Error handling¶
Retry behavior¶
Errors inside a step¶
When your code throws an exception from inside a step, the SDK retries the step according to its retry strategy. The SDK checkpoints each retry attempt, ends the Lambda invocation and then the backend re-invokes the Lambda function at the required time. This means you do not consume compute time while waiting between retry attempts.
Errors outside a step¶
When your code throws an exception from outside a step, the SDK marks the execution as
FAILED and returns the error immediately. The SDK does not retry it. Wrap error-prone
code in a step for automatic retry.
When retries exhaust¶
When a step exhausts all retry attempts, the SDK checkpoints the final error and throws it to your handler. You can catch it there and handle it as required.
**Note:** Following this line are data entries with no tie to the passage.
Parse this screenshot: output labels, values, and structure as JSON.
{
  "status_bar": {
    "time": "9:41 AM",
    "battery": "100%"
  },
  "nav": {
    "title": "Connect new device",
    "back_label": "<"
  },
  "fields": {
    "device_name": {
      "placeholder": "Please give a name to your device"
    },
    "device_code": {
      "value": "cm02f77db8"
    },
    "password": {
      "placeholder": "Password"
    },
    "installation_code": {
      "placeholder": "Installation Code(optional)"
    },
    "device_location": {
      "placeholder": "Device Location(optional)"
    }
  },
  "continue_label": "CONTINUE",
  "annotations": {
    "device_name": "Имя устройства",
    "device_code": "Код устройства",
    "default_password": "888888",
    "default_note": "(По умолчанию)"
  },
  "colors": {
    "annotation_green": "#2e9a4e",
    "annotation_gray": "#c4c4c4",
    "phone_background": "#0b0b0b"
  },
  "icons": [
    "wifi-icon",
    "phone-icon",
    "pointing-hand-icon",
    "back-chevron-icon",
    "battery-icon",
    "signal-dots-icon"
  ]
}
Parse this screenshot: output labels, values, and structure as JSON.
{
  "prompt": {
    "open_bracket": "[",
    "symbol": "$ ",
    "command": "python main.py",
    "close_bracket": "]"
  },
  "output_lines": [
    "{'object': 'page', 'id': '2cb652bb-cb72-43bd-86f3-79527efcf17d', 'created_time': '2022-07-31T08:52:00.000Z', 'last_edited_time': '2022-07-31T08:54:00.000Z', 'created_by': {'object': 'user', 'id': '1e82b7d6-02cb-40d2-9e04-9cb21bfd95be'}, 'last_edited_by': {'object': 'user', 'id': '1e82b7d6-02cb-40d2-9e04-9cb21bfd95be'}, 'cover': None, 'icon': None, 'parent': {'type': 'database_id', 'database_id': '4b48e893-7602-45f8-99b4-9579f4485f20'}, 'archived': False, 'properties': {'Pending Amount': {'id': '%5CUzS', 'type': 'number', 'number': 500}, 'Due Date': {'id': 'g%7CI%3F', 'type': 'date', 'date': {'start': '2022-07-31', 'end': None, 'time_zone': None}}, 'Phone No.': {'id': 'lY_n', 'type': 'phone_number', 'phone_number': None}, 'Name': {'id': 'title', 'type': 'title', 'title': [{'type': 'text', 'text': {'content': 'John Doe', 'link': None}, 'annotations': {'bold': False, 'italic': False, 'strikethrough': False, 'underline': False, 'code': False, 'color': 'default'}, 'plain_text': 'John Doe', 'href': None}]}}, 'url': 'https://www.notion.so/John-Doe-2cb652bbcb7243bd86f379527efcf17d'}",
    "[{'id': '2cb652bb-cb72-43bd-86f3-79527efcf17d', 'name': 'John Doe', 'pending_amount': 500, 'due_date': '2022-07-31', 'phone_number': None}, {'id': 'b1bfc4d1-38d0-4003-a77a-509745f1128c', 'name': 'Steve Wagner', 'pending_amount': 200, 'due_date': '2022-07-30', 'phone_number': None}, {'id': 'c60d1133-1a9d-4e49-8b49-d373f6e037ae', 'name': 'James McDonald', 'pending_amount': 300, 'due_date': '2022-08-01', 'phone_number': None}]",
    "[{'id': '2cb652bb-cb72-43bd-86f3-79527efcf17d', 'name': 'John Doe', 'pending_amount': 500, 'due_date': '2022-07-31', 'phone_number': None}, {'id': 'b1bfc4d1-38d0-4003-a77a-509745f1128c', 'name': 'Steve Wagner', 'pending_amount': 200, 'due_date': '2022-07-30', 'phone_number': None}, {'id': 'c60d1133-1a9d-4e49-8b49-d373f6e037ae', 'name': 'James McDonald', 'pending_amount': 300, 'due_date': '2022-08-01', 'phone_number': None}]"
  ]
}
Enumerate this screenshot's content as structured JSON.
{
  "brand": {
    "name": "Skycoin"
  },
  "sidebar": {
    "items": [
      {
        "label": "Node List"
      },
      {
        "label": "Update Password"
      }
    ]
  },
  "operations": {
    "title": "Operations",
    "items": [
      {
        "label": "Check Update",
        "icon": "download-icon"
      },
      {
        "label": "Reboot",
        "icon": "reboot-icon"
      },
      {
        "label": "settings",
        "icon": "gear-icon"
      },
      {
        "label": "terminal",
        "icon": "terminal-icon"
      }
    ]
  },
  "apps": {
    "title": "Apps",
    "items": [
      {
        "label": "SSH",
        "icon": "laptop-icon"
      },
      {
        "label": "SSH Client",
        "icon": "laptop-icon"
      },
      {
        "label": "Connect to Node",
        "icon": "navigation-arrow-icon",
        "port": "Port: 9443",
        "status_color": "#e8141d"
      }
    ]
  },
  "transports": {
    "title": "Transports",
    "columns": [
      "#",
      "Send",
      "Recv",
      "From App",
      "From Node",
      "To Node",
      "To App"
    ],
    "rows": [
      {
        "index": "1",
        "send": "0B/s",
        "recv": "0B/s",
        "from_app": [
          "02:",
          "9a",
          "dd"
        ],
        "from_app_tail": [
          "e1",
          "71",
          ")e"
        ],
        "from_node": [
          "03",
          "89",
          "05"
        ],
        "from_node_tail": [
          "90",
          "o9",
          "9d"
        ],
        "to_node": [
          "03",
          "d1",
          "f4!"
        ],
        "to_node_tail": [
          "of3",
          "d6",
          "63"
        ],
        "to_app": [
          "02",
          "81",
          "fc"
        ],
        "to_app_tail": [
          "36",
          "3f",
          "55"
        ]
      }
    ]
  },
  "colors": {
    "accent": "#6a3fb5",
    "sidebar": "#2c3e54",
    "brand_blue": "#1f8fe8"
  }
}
import { withDurableExecution, StepError } from "@aws/durable-execution-sdk-js";
export const handler = withDurableExecution(async (event, context) => {
try {
const result = await context.step("process-order", async (stepCtx) => {
const orderId = (event as { orderId?: string }).orderId;
if (!orderId) {
throw new Error("orderId is required");
}
return { orderId, status: "processed" };
});
return result;
} catch (err) {
if (err instanceof StepError) {
context.logger.error("Step failed", { cause: err.cause?.message });
return { error: err.cause?.message ?? "Step failed" };
}
throw err;
}
});
from aws_durable_execution_sdk_python.context import DurableContext, StepContext, durable_step
from aws_durable_execution_sdk_python.exceptions import CallableRuntimeError
from aws_durable_execution_sdk_python.execution import durable_execution
@durable_step
def process_order(step_context: StepContext, order_id: str) -> dict:
if not order_id:
raise ValueError("order_id is required")
return {"order_id": order_id, "status": "processed"}
@durable_execution
def lambda_handler(event: dict, context: DurableContext) -> dict:
try:
result = context.step(process_order(event.get("orderId", "")))
return result
except CallableRuntimeError as e:
context.logger.error("Step failed", extra={"error_type": e.error_type})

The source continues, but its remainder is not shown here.